Columbia University and New York University are both A-list liberal arts institutions with robust science and technology programs. The City University of New York network and the many smaller higher learning institutions throughout the city also provide a roster of new local talent for Silicon Alley. But for all that, there's a problem in the mind of many proud New Yorkers--there's no local tech equivalent to MIT, Stanford or Caltech.

Even though NYU and Columbia have no lack of computer science and artificial intelligence geniuses, they tend to work on purely academic projects rather than creating startup hubs similar to Silicon Valley or Boston's Route 128.

A quick look at Silicon Alley shows that New York's big tech names are all intimately connected to the city's pre-existing industries: finance, media, fashion and advertising. To use just a few examples, microblogging giant Tumblr and first-wave survivors IAC and AOL all rely on the media industry. The city is also full of internet startups catering to Wall Street and the finance crowd. However, the five boroughs lack a significant presence in fields ranging from biotechnology to robotics to mobile communications.

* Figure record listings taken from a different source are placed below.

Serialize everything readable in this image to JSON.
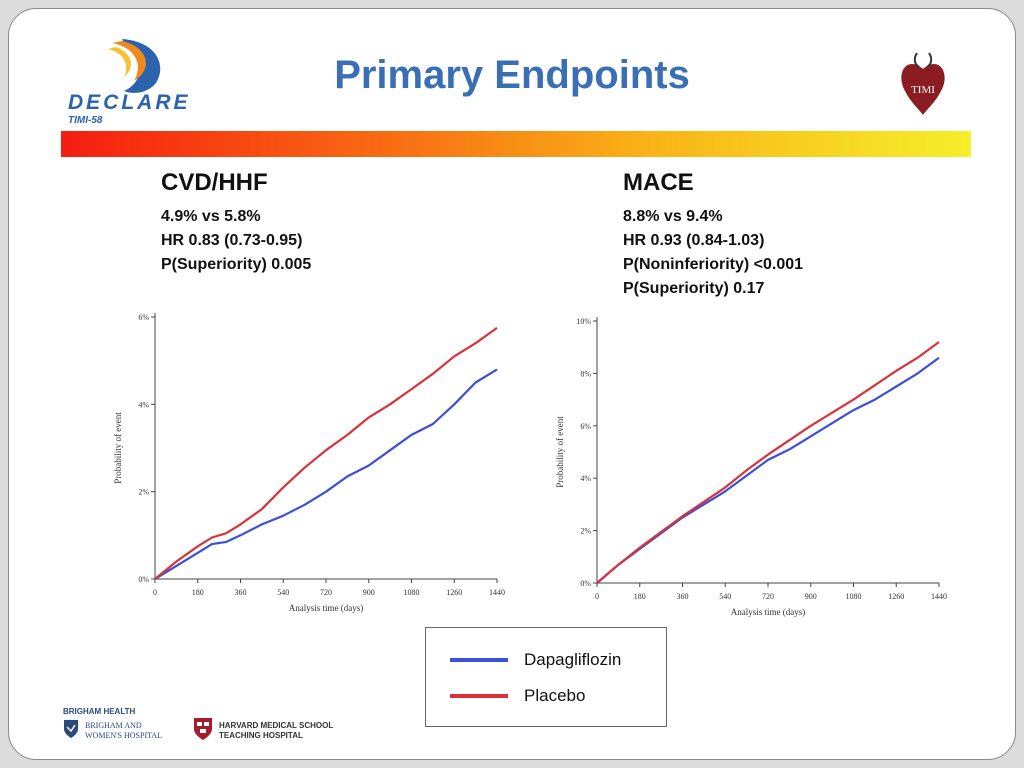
{
  "slide": {
    "title": "Primary Endpoints",
    "logo_left_text": "DECLARE",
    "logo_left_sub": "TIMI-58",
    "logo_right_text": "TIMI",
    "footer": {
      "brigham_line1": "BRIGHAM HEALTH",
      "brigham_line2": "BRIGHAM AND",
      "brigham_line3": "WOMEN'S HOSPITAL",
      "harvard_line1": "HARVARD MEDICAL SCHOOL",
      "harvard_line2": "TEACHING HOSPITAL"
    }
  },
  "panels": [
    {
      "title": "CVD/HHF",
      "stats": [
        "4.9% vs 5.8%",
        "HR 0.83 (0.73-0.95)",
        "P(Superiority) 0.005"
      ]
    },
    {
      "title": "MACE",
      "stats": [
        "8.8% vs 9.4%",
        "HR 0.93 (0.84-1.03)",
        "P(Noninferiority) <0.001",
        "P(Superiority) 0.17"
      ]
    }
  ],
  "legend": [
    {
      "name": "Dapagliflozin",
      "color": "#3b4fd8"
    },
    {
      "name": "Placebo",
      "color": "#d8323a"
    }
  ],
  "chart_data": [
    {
      "type": "line",
      "xlabel": "Analysis time (days)",
      "ylabel": "Probability of event",
      "xlim": [
        0,
        1440
      ],
      "ylim": [
        0,
        6
      ],
      "xticks": [
        0,
        180,
        360,
        540,
        720,
        900,
        1080,
        1260,
        1440
      ],
      "yticks": [
        0,
        2,
        4,
        6
      ],
      "ytick_labels": [
        "0%",
        "2%",
        "4%",
        "6%"
      ],
      "series": [
        {
          "name": "Dapagliflozin",
          "color": "#3b4fd8",
          "x": [
            0,
            90,
            180,
            240,
            300,
            360,
            450,
            540,
            630,
            720,
            810,
            900,
            990,
            1080,
            1170,
            1260,
            1350,
            1440
          ],
          "y": [
            0,
            0.3,
            0.6,
            0.8,
            0.85,
            1.0,
            1.25,
            1.45,
            1.7,
            2.0,
            2.35,
            2.6,
            2.95,
            3.3,
            3.55,
            4.0,
            4.5,
            4.8
          ]
        },
        {
          "name": "Placebo",
          "color": "#d8323a",
          "x": [
            0,
            90,
            180,
            240,
            300,
            360,
            450,
            540,
            630,
            720,
            810,
            900,
            990,
            1080,
            1170,
            1260,
            1350,
            1440
          ],
          "y": [
            0,
            0.4,
            0.75,
            0.95,
            1.05,
            1.25,
            1.6,
            2.1,
            2.55,
            2.95,
            3.3,
            3.7,
            4.0,
            4.35,
            4.7,
            5.1,
            5.4,
            5.75
          ]
        }
      ]
    },
    {
      "type": "line",
      "xlabel": "Analysis time (days)",
      "ylabel": "Probability of event",
      "xlim": [
        0,
        1440
      ],
      "ylim": [
        0,
        10
      ],
      "xticks": [
        0,
        180,
        360,
        540,
        720,
        900,
        1080,
        1260,
        1440
      ],
      "yticks": [
        0,
        2,
        4,
        6,
        8,
        10
      ],
      "ytick_labels": [
        "0%",
        "2%",
        "4%",
        "6%",
        "8%",
        "10%"
      ],
      "series": [
        {
          "name": "Dapagliflozin",
          "color": "#3b4fd8",
          "x": [
            0,
            90,
            180,
            270,
            360,
            450,
            540,
            630,
            720,
            810,
            900,
            990,
            1080,
            1170,
            1260,
            1350,
            1440
          ],
          "y": [
            0,
            0.7,
            1.3,
            1.9,
            2.5,
            3.0,
            3.5,
            4.1,
            4.7,
            5.1,
            5.6,
            6.1,
            6.6,
            7.0,
            7.5,
            8.0,
            8.6
          ]
        },
        {
          "name": "Placebo",
          "color": "#d8323a",
          "x": [
            0,
            90,
            180,
            270,
            360,
            450,
            540,
            630,
            720,
            810,
            900,
            990,
            1080,
            1170,
            1260,
            1350,
            1440
          ],
          "y": [
            0,
            0.7,
            1.35,
            1.95,
            2.55,
            3.1,
            3.65,
            4.3,
            4.9,
            5.45,
            6.0,
            6.5,
            7.0,
            7.55,
            8.1,
            8.6,
            9.2
          ]
        }
      ]
    }
  ]
}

Part of this problem is geographic. New York City--even the outer boroughs--lack the expansive space needed to build horizontal corporate campuses and testing facilities found throughout the rest of America. Eastern Queens and Staten Island are the only in-city areas with that kind of space, but a tangled list of local political concerns make building there quixotic. Any company that needs a large campus for testing and research can simply look to New Jersey, Long Island, upstate New York or Connecticut.

However, the larger problem is that tech hubs almost always grow out of universities. Silicon Alley was an anomaly that was directly created by New York's status and prestige. But at the same time, the allure of the Meatpacking District's bottle-service clubs and Williamsburg's music venues can have a hard time competing with a nearby university infrastructure that's readily churning out tons of willing programmers and scientists. The support network and pre-existing infrastructure that universities offer start-ups is replaced in NYC by a unique business environment that discourages many sectors from taking root.

Proposals for New York's new tech university reflect this fact. Cornell University wants to team up with Israel's Technion Institute for Technology to build a Roosevelt Island campus geared towards quickly bringing products to market. Stanford University's rival campus proposal would integrate with the CUNY system, guaranteeing important political support. Meanwhile, Columbia University argues that they can make the biggest tech university of all by combining a NYC campus with a mammoth Westchester campus. Meanwhile, MIT--perhaps wary of cannibalizing New England talent or maybe because they're just die-hard Red Sox fans--have opted to build a Russian tech research hub instead.

New York City, which is in the middle of a massive budget crisis, will contribute free land and up to $100 million infrastructure costs towards the winning proposal. The winning university is expected open up shop on their new campus sometime around 2015; Roosevelt Island, Governor's Island, Downtown Brooklyn and the Brooklyn Navy Yard are all being floated as possible sites.